Desde que ele iniciou sua busca, encantou-se com a beleza daquela mulher a quem dera nenhuma atenção quando eram mais jovens. Em especial sentia-se atraído pelo riso fácil e sincero, que o faziam lembrar dos sorrisos ensaiados para câmeras de atrizes famosas, mas que em seu rosto angelical se encaixavam de forma tão natural. Mas após a revelação de sua condição, a cada nova foto, postadas com intervalo médio de 5 dias entre uma e outra, conseguia perceber que aos poucos a enfermidade roubava parte daquela formosura. Notava a constante perda de peso, o afundamento dos olhos, a palidez da pele e o mais perturbador: aquele sorriso encantador, ainda presente, mas já distante da espontaneidade de outrora, emanava agora uma aura de esforço, como se fosse sustentado pela vontade de não deixar a esperança se apagar.
Nem por isso o encanto diminuiu, se até aquele ponto de sua vida ele valorizara os atributos físicos das várias mulheres com quem se envolveu, agora havia aprendido de forma dolorosa o valor de uma personalidade forte, inteligência, carisma, determinação, empatia, elegância e tantas outras qualidades que descobrira nela. Sua admiração por aquela mulher crescia na mesma medida em que crescia também sua vergonha pela existência fútil e egoísta que empreendera até então. Não conseguia encaixar a ideia de ter sido o objeto do amor de uma alma tão nobre.
Percebeu, então, uma nova mudança em si próprio: a intensidade do desejo de ter estado ao lado dela nos anos difíceis, oferecendo suporte, carinho e renunciando aos próprios prazeres. Esse pensamento surgia em contrassenso aos hábitos hedonistas que cultivara por tanto tempo, revelando que, enfim, começava a se transformar em alguém diferente.
Foi se tornando cada vez mais melancólico à medida que se aproximava o fim daquela jornada solitária de aprendizado. Por vezes, sentia-se como uma criança diante de emoções desconhecidas, ou que, quando muito, havia experimentado apenas de forma superficial.
O fim, inicialmente imperceptível, tornava-se pouco a pouco palpável. E, junto dele, um novo sentimento se estabelecia em seu peito. Se lhe perguntassem, não saberia explicar: era uma sensação inesperada de que, de alguma forma, as peças estavam se encaixando. Como se até mesmo a tirania da morte não tivesse conseguido apagar uma vida que fora carregada de propósitos.

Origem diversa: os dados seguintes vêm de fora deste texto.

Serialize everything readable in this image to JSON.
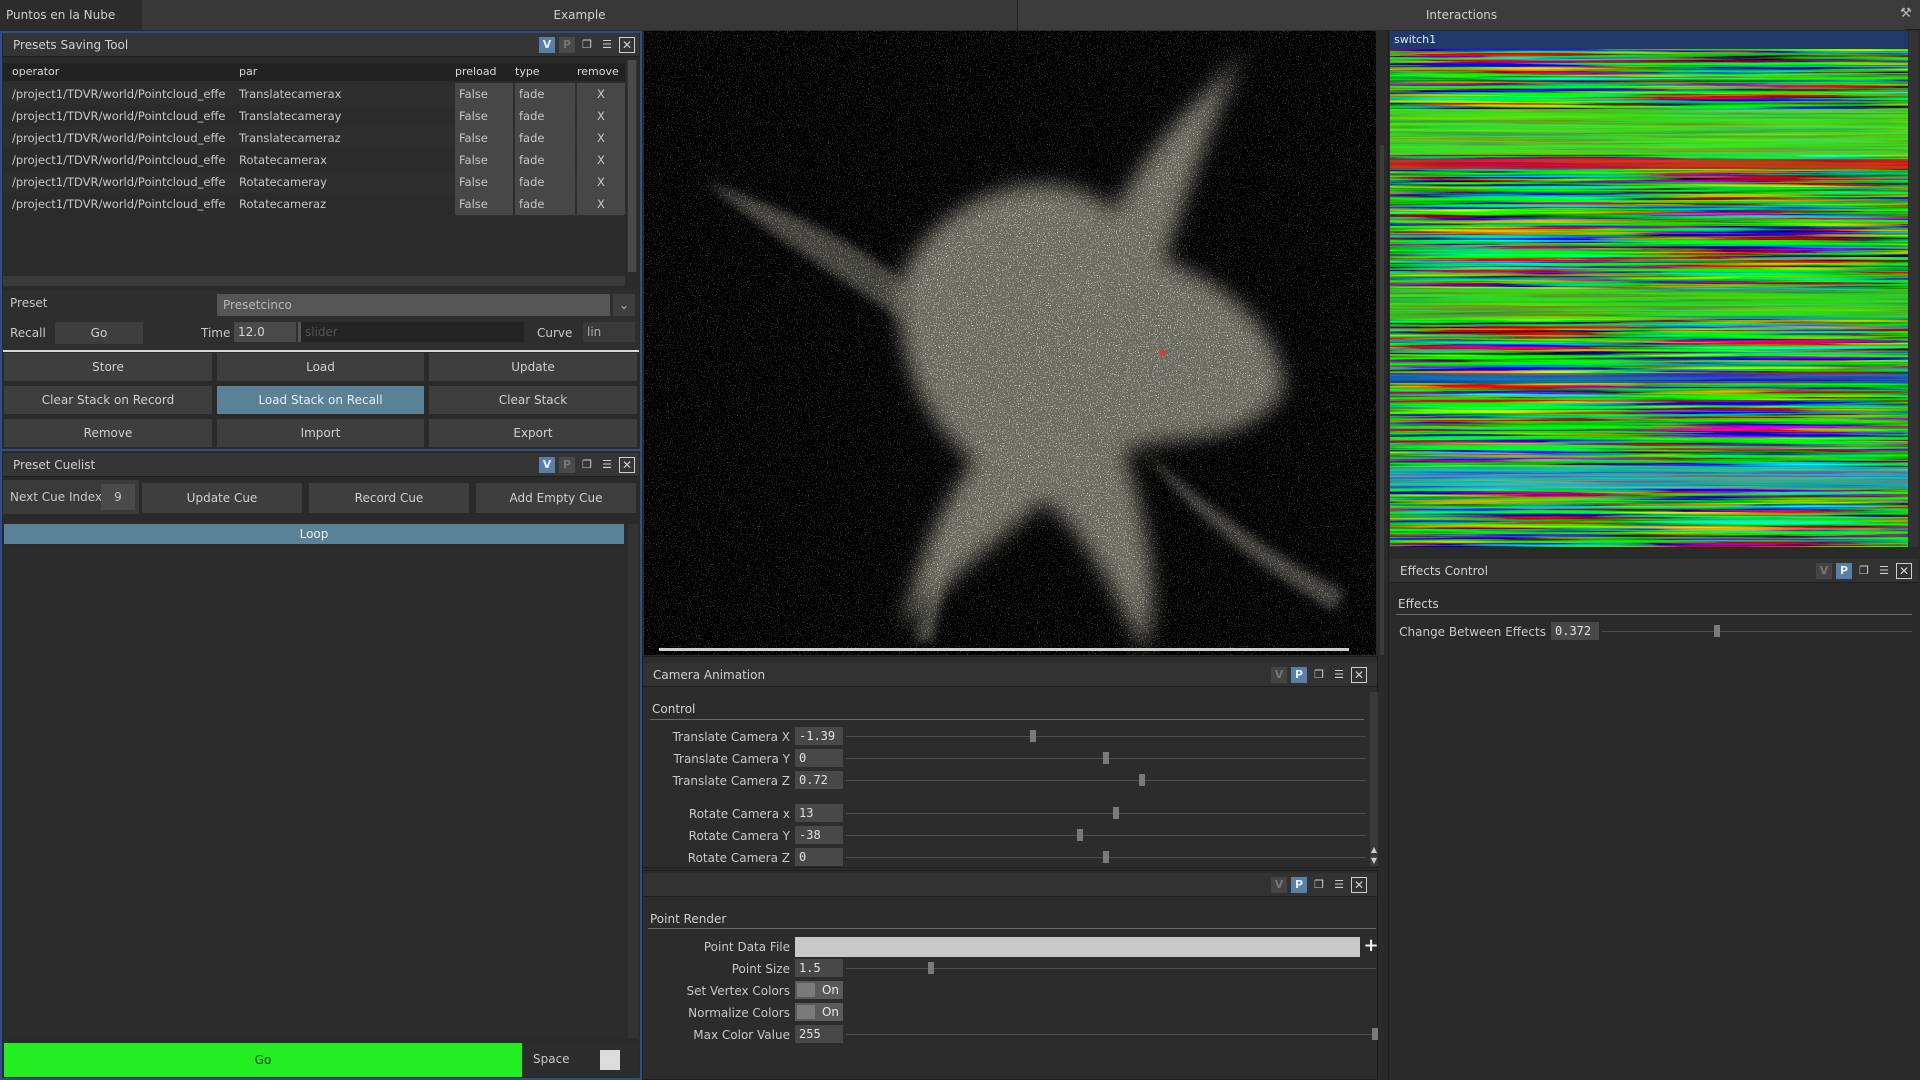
{
  "tabs": {
    "left": "Puntos en la Nube",
    "center": "Example",
    "right": "Interactions"
  },
  "presets_tool": {
    "title": "Presets Saving Tool",
    "columns": [
      "operator",
      "par",
      "preload",
      "type",
      "remove"
    ],
    "rows": [
      {
        "operator": "/project1/TDVR/world/Pointcloud_effe",
        "par": "Translatecamerax",
        "preload": "False",
        "type": "fade",
        "remove": "X"
      },
      {
        "operator": "/project1/TDVR/world/Pointcloud_effe",
        "par": "Translatecameray",
        "preload": "False",
        "type": "fade",
        "remove": "X"
      },
      {
        "operator": "/project1/TDVR/world/Pointcloud_effe",
        "par": "Translatecameraz",
        "preload": "False",
        "type": "fade",
        "remove": "X"
      },
      {
        "operator": "/project1/TDVR/world/Pointcloud_effe",
        "par": "Rotatecamerax",
        "preload": "False",
        "type": "fade",
        "remove": "X"
      },
      {
        "operator": "/project1/TDVR/world/Pointcloud_effe",
        "par": "Rotatecameray",
        "preload": "False",
        "type": "fade",
        "remove": "X"
      },
      {
        "operator": "/project1/TDVR/world/Pointcloud_effe",
        "par": "Rotatecameraz",
        "preload": "False",
        "type": "fade",
        "remove": "X"
      }
    ],
    "preset_label": "Preset",
    "preset_value": "Presetcinco",
    "recall_label": "Recall",
    "go_label": "Go",
    "time_label": "Time",
    "time_value": "12.0",
    "slider_label": "slider",
    "curve_label": "Curve",
    "curve_value": "lin",
    "buttons": {
      "store": "Store",
      "load": "Load",
      "update": "Update",
      "clear_record": "Clear Stack on Record",
      "load_recall": "Load Stack on Recall",
      "clear_stack": "Clear Stack",
      "remove": "Remove",
      "import": "Import",
      "export": "Export"
    }
  },
  "cuelist": {
    "title": "Preset Cuelist",
    "next_cue_label": "Next Cue Index",
    "next_cue_value": "9",
    "update_cue": "Update Cue",
    "record_cue": "Record Cue",
    "add_empty_cue": "Add Empty Cue",
    "loop": "Loop",
    "go": "Go",
    "space": "Space",
    "go_color": "#22ee22"
  },
  "interactions": {
    "node_name": "switch1"
  },
  "camera_animation": {
    "title": "Camera Animation",
    "section": "Control",
    "params": [
      {
        "label": "Translate Camera X",
        "value": "-1.39",
        "norm": 0.36
      },
      {
        "label": "Translate Camera Y",
        "value": "0",
        "norm": 0.5
      },
      {
        "label": "Translate Camera Z",
        "value": "0.72",
        "norm": 0.57
      },
      {
        "label": "Rotate Camera x",
        "value": "13",
        "norm": 0.52
      },
      {
        "label": "Rotate Camera Y",
        "value": "-38",
        "norm": 0.45
      },
      {
        "label": "Rotate Camera Z",
        "value": "0",
        "norm": 0.5
      }
    ]
  },
  "point_render": {
    "section": "Point Render",
    "point_data_file_label": "Point Data File",
    "point_size_label": "Point Size",
    "point_size_value": "1.5",
    "set_vertex_colors_label": "Set Vertex Colors",
    "set_vertex_colors_value": "On",
    "normalize_colors_label": "Normalize Colors",
    "normalize_colors_value": "On",
    "max_color_label": "Max Color Value",
    "max_color_value": "255"
  },
  "effects_control": {
    "title": "Effects Control",
    "section": "Effects",
    "param_label": "Change Between Effects",
    "param_value": "0.372",
    "norm": 0.37
  },
  "header_icons": {
    "v": "V",
    "p": "P"
  }
}
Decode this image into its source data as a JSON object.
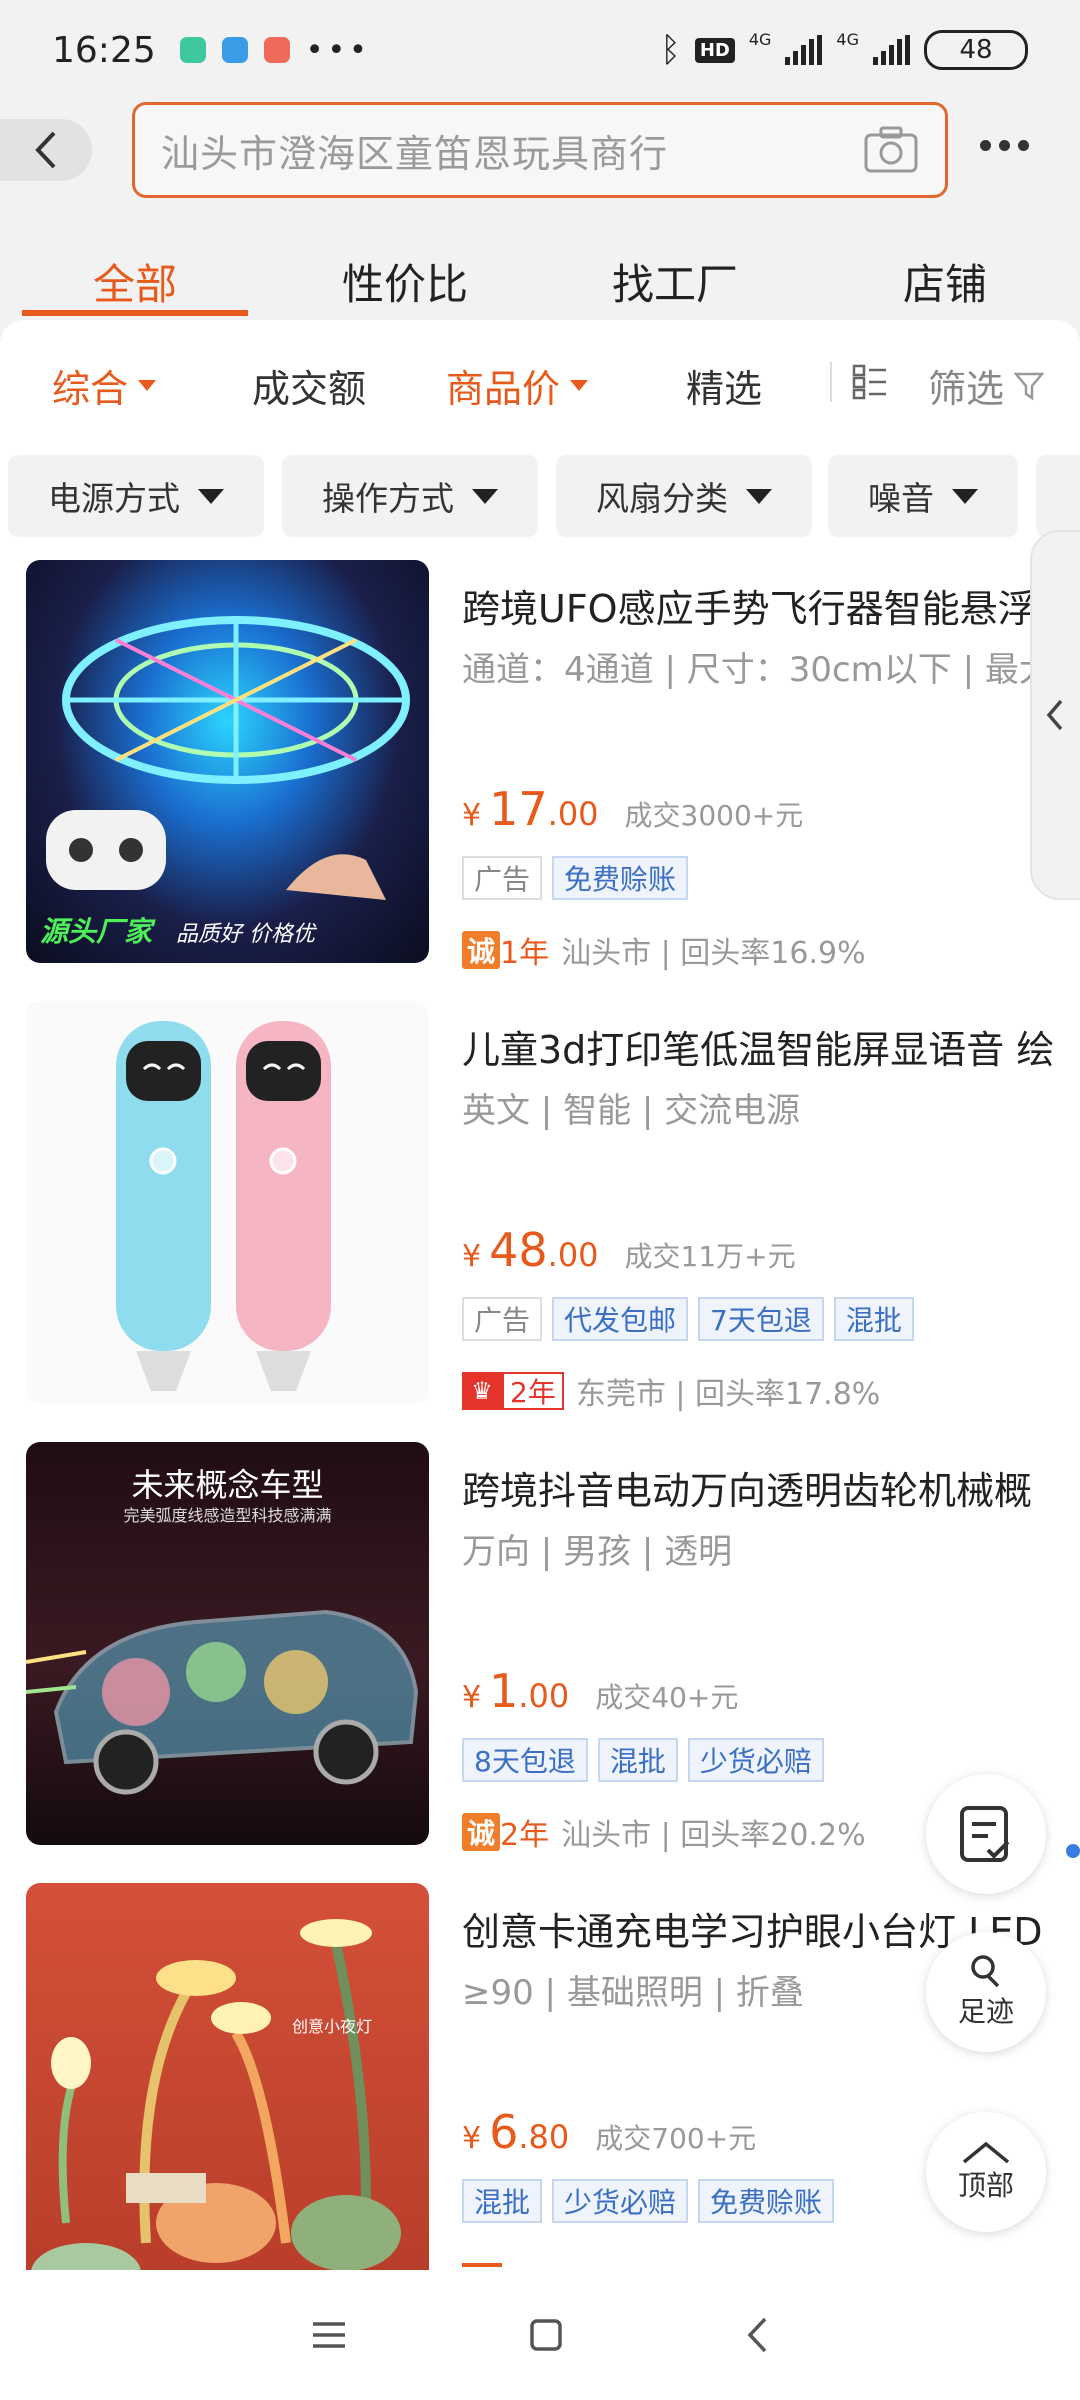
{
  "status_bar": {
    "time": "16:25",
    "network1": "4G",
    "network2": "4G",
    "hd": "HD",
    "battery": "48"
  },
  "search": {
    "placeholder": "汕头市澄海区童笛恩玩具商行"
  },
  "tabs": [
    {
      "label": "全部",
      "active": true
    },
    {
      "label": "性价比",
      "active": false
    },
    {
      "label": "找工厂",
      "active": false
    },
    {
      "label": "店铺",
      "active": false
    }
  ],
  "sort": {
    "comprehensive": "综合",
    "turnover": "成交额",
    "price": "商品价",
    "selected": "精选",
    "filter": "筛选"
  },
  "filters": [
    "电源方式",
    "操作方式",
    "风扇分类",
    "噪音"
  ],
  "products": [
    {
      "title": "跨境UFO感应手势飞行器智能悬浮",
      "attrs": "通道：4通道 | 尺寸：30cm以下 | 最大",
      "price_int": "17",
      "price_dec": ".00",
      "currency": "¥",
      "sales": "成交3000+元",
      "tags": [
        "广告",
        "免费赊账"
      ],
      "badge": "诚",
      "years": "1年",
      "seller": "汕头市 | 回头率16.9%",
      "img_text1": "源头厂家",
      "img_text2": "品质好 价格优"
    },
    {
      "title": "儿童3d打印笔低温智能屏显语音 绘",
      "attrs": "英文 | 智能 | 交流电源",
      "price_int": "48",
      "price_dec": ".00",
      "currency": "¥",
      "sales": "成交11万+元",
      "tags": [
        "广告",
        "代发包邮",
        "7天包退",
        "混批"
      ],
      "years": "2年",
      "seller": "东莞市 | 回头率17.8%"
    },
    {
      "title": "跨境抖音电动万向透明齿轮机械概",
      "attrs": "万向 | 男孩 | 透明",
      "price_int": "1",
      "price_dec": ".00",
      "currency": "¥",
      "sales": "成交40+元",
      "tags": [
        "8天包退",
        "混批",
        "少货必赔"
      ],
      "badge": "诚",
      "years": "2年",
      "seller": "汕头市 | 回头率20.2%",
      "img_text1": "未来概念车型",
      "img_text2": "完美弧度线感造型科技感满满"
    },
    {
      "title": "创意卡通充电学习护眼小台灯 LED",
      "attrs": "≥90 | 基础照明 | 折叠",
      "price_int": "6",
      "price_dec": ".80",
      "currency": "¥",
      "sales": "成交700+元",
      "tags": [
        "混批",
        "少货必赔",
        "免费赊账"
      ],
      "img_text1": "创意小夜灯"
    }
  ],
  "float": {
    "footprint": "足迹",
    "top": "顶部"
  },
  "colors": {
    "accent": "#e8591c",
    "tag_blue": "#3a6fc4"
  }
}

Nas últimas fotos — agora mais raras, possivelmente pelo agravamento da doença — percebia-se um rosto sereno. Um semblante de quem tinha consciência de ter vivido uma vida plena até onde foi possível, ainda que não tivesse encontrado o amor que tanto a inspirara.
Sem aviso, as postagens cessaram. Ele terminou de lê-las numa noite fria e chuvosa. Sentiu uma agulhada no peito, semelhante àquela que o atingira no instante em que soube, de forma repentina, da morte dela.
Enquanto observava a água escorrer pela vidraça, imaginou que o céu chorava a sua dor. E, num gesto quase involuntário, sorriu ao se lembrar de já ter lido algo parecido no início do romance A Sombra do Vento, de Carlos Ruiz Zafón — livro favorito dela, que, inevitavelmente, tornara-se também o seu.
O que sentia naquele momento era difícil de descrever. Não era raiva — tudo o que aprendera nessa jornada o conduzia à conclusão de que esse sentimento não combinava com a pessoa que se tornara objeto de seu estudo. Não era tristeza — havia descoberto fontes de alegria que sabia poder explorar, ainda que não ao lado daquela que o ensinara a acessá-las. Não era saudosismo — compreendeu que não faz sentido sentir saudades do que nunca se teve.
Deu-se conta, então, de que o turbilhão de emoções que se agitava em seu peito era algo que jamais se permitira sentir. Algo que a vida, ou algum Deus que a guiava, decidira que era hora de lhe apresentar de forma tão dramática. Era amor.